Après plus de 400 km, nous attendons la fin de cet enfer, mais nous ne voyons rien venir. Près de la piste, la route s’améliore mais ne permet pas encore qu’on roule dessus. Au loin nous voyons un homme avec une valise, nous nous arrêtons pour lui demander, s’il vous plaît, c’est bientôt fini cet enfer ? À environ 25 km, la route redevient bonne. L’homme va comme nous à Aqtobe, nous poussons quelques bagages et roues de secours pour lui faire une place. C’est le superviseur des travaux en personne qui vient de monter avec nous. Il nous explique que la route n’a pas été refaite depuis longtemps. Nous avions remarqué. Et effectivement, après quelques kilomètres, nous revenons sur la route. Cette fois nous roulons sur du billard, le revêtement est parfait.  Il était temps, le soleil se couche maintenant. Nous pouvons rouler jusqu’à Aqtobe.

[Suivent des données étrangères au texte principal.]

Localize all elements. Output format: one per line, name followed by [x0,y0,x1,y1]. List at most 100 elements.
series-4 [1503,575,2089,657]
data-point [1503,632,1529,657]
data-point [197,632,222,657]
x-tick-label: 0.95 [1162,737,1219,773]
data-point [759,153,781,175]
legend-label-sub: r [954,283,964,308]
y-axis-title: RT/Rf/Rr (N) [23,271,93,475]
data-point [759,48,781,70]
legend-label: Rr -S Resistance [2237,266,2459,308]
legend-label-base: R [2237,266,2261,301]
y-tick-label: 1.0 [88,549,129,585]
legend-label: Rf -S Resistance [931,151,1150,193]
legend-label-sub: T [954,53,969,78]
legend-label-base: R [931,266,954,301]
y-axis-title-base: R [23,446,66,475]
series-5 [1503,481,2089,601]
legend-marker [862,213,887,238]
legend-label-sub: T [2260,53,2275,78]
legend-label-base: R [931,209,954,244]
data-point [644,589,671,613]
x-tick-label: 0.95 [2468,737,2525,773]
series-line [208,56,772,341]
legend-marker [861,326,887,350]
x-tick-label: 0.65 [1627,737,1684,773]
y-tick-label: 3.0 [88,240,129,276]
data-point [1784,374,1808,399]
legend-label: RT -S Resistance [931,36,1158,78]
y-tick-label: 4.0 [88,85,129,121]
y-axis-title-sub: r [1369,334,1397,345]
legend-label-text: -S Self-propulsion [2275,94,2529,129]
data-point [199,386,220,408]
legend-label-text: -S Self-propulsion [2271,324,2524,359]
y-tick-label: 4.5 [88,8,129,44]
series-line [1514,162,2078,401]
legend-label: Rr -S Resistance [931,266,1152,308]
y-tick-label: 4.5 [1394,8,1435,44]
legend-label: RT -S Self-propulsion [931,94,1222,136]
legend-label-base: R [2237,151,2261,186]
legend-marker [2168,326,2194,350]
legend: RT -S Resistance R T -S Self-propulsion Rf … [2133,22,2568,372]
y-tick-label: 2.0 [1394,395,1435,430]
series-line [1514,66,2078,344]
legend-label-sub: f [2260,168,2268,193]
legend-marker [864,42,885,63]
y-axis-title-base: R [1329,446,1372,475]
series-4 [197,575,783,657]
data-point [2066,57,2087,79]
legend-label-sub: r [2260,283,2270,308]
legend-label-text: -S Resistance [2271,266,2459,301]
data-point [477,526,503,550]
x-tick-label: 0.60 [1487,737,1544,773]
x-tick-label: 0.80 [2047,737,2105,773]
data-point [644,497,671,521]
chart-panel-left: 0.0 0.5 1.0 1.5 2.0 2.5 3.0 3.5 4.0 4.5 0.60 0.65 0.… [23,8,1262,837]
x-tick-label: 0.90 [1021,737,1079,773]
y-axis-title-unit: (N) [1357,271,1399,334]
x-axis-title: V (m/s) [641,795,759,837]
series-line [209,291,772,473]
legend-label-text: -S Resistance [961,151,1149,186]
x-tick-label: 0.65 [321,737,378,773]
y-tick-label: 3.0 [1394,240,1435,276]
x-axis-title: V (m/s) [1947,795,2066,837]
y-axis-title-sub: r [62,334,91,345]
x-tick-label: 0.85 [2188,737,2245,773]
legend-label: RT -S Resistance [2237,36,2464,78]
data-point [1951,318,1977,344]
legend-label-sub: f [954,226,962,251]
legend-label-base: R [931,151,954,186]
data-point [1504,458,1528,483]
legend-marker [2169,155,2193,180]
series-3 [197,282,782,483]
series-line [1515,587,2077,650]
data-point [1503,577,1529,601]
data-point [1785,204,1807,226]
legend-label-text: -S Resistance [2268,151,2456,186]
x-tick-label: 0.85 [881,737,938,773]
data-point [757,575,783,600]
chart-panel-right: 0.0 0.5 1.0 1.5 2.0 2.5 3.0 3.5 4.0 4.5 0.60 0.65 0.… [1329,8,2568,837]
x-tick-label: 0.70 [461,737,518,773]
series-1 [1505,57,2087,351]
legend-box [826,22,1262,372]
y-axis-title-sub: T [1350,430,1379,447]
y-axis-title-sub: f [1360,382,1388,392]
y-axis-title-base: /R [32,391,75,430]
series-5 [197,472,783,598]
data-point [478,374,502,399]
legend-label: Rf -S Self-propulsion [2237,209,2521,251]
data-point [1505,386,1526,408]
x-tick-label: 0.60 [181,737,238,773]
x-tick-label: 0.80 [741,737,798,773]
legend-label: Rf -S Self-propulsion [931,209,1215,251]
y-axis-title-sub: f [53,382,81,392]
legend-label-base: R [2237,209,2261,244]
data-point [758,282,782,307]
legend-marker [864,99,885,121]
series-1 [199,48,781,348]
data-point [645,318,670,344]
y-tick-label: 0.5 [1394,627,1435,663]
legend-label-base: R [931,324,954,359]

Nous nous arrêtons pour nettoyer grossièrement les Logans. Vous ne pouvez pas imaginer la croûte de poussière qui s’est formée avec la petite averse que nous avons essuyée. En plus le coffre est rempli de la même poussière.

Va la tombée de la nuit mais nous avons clairement notre objectif, Actobe. Il y a du trafic dans les 2 sens. Soudain, nous voyons une ombre, puis un profil, lorsque nous nous rendons compte qu’il y a une vache au milieu de la route, nous sommes à seulement 50 mètres, pas le temps de réfléchir, réflexe d’évitement, nous ne touchons que la queue de l’animal… Tout s’est passé en quelques dixièmes de secondes mais nous sommes tout blancs, paralysés, nous avons failli percuter une vache. La 2e Logan est toujours derrière nous, tout le monde est sain et sauf. Ce sont les dangers de la conduite de nuit. La voiture a bien réagi, heureusement. La voiture qui nous croisait a sûrement percuté la vache. Nous espérons qu’ils s’en sont bien sortis.

Cette journée aura été la plus difficile et intense, et de loin. A Aqtobe, nous déposons notre covoyageur, et nous ne pensons qu’à nous détendre, nous reposer et digérer les émotions du jour.